O relatório citou o relatório Decaturish dizendo que o CSD “gastou aproximadamente US$ 1,8 milhão em salários de funcionários do departamento de patrimônio entre 2017 e 2024”.
O relatório alega que o CSD treinou professores e administradores para usar seminários “Além da Diversidade” e estruturas de “Conversas Corajosas sobre Raça”, que os críticos culpam como “cal” para a disparidade racial nas escolas e na comunidade em geral.
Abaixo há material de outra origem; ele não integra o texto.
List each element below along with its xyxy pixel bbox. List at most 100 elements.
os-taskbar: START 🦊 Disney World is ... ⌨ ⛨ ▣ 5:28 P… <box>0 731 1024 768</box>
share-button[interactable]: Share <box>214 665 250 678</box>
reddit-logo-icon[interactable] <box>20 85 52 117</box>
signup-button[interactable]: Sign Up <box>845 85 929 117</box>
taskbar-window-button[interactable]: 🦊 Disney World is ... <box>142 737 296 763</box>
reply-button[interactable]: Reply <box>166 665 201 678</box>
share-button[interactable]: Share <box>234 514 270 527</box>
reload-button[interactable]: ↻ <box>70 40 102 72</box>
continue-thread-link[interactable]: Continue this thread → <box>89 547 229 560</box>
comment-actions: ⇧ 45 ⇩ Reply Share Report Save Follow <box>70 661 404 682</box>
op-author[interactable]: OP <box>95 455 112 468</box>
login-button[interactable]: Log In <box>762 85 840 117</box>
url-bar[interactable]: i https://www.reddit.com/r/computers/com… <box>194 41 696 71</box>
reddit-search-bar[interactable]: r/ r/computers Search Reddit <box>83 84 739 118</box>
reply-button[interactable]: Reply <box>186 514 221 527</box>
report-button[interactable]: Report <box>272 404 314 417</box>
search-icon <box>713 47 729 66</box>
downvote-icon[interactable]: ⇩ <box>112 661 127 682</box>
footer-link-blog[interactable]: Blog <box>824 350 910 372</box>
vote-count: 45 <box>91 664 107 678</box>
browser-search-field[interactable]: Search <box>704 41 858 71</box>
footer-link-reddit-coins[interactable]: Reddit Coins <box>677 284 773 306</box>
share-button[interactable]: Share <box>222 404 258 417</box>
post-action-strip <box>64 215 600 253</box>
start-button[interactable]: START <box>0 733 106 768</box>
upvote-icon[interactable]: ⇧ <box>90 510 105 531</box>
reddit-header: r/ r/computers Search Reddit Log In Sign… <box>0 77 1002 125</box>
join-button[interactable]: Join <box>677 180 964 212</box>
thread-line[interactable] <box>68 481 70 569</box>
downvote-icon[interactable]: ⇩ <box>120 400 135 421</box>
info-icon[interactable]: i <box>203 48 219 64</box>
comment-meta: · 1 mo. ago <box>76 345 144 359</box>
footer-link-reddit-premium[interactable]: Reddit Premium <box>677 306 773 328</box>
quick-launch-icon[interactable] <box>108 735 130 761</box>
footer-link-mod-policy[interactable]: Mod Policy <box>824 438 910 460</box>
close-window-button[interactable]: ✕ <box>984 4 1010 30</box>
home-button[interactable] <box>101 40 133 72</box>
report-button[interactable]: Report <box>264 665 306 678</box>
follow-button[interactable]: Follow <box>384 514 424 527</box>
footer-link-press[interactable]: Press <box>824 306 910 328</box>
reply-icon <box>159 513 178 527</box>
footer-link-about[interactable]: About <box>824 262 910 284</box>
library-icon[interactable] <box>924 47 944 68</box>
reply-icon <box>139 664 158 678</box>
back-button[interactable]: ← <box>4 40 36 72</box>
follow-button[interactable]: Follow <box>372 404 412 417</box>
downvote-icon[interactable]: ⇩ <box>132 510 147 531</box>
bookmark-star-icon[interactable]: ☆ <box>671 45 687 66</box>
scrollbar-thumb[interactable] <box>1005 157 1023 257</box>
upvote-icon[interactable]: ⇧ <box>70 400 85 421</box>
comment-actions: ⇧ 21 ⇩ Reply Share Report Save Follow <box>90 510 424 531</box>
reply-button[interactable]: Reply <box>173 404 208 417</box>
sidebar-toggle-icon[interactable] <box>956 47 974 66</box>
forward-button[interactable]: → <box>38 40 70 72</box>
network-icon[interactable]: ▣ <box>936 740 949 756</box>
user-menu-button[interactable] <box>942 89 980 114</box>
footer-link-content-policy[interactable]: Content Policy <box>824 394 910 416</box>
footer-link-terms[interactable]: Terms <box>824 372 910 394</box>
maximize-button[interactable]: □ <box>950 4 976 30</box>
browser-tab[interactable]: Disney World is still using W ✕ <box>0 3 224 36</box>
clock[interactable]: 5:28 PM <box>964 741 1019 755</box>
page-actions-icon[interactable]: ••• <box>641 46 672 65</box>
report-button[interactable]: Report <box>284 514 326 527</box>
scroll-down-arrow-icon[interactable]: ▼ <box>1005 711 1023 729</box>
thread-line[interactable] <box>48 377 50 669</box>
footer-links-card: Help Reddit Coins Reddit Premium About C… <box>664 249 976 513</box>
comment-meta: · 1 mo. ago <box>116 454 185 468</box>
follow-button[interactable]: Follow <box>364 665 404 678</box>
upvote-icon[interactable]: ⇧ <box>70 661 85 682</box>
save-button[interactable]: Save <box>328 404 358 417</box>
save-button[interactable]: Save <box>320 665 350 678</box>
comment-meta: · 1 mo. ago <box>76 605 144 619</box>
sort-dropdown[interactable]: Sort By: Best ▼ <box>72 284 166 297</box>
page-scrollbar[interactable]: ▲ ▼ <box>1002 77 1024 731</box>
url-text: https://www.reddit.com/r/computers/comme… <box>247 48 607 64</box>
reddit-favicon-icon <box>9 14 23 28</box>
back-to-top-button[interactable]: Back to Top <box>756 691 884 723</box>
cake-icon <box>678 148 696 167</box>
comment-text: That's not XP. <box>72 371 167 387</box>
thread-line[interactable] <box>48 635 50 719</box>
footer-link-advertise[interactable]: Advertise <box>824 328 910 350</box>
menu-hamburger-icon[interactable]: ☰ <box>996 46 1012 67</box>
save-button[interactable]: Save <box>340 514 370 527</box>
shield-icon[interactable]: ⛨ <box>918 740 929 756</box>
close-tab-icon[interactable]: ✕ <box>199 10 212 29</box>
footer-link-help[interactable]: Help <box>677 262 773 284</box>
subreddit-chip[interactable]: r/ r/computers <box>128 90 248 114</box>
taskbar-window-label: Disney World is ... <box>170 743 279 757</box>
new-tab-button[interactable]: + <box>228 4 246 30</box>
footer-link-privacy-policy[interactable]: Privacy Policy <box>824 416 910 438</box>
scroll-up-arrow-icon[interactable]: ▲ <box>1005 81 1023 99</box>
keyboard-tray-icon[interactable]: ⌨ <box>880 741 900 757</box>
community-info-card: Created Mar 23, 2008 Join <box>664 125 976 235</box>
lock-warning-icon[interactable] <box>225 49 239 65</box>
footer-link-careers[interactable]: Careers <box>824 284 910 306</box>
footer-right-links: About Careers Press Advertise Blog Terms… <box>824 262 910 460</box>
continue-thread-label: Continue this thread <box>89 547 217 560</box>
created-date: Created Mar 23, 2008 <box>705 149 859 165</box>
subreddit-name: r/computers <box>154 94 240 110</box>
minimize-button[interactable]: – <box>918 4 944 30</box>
Outras conclusões do relatório de monitorização de DFI mostram que os administradores têm trabalhado activamente para reduzir a ênfase “eurocêntrica” no currículo.
Presidente Donald Trump e primeira-dama Melania Trump. (Manuel Balas Cenita/AP Foto)
De acordo com o relatório, “estruturar a infra-estrutura distrital para a equidade racial” inclui exigir que os professores reconheçam que muitos aspectos do currículo e do ensino são historicamente baseados em princípios e conteúdos eurocêntricos… e que desenvolvam capacidade organizacional, competências e habilidades para descolonizar o currículo, contextualizar e contextualizar o currículo e o conteúdo humanista. Uma sociedade democrática que capacita todos os estudantes a serem seguros, respeitados e bem-sucedidos.”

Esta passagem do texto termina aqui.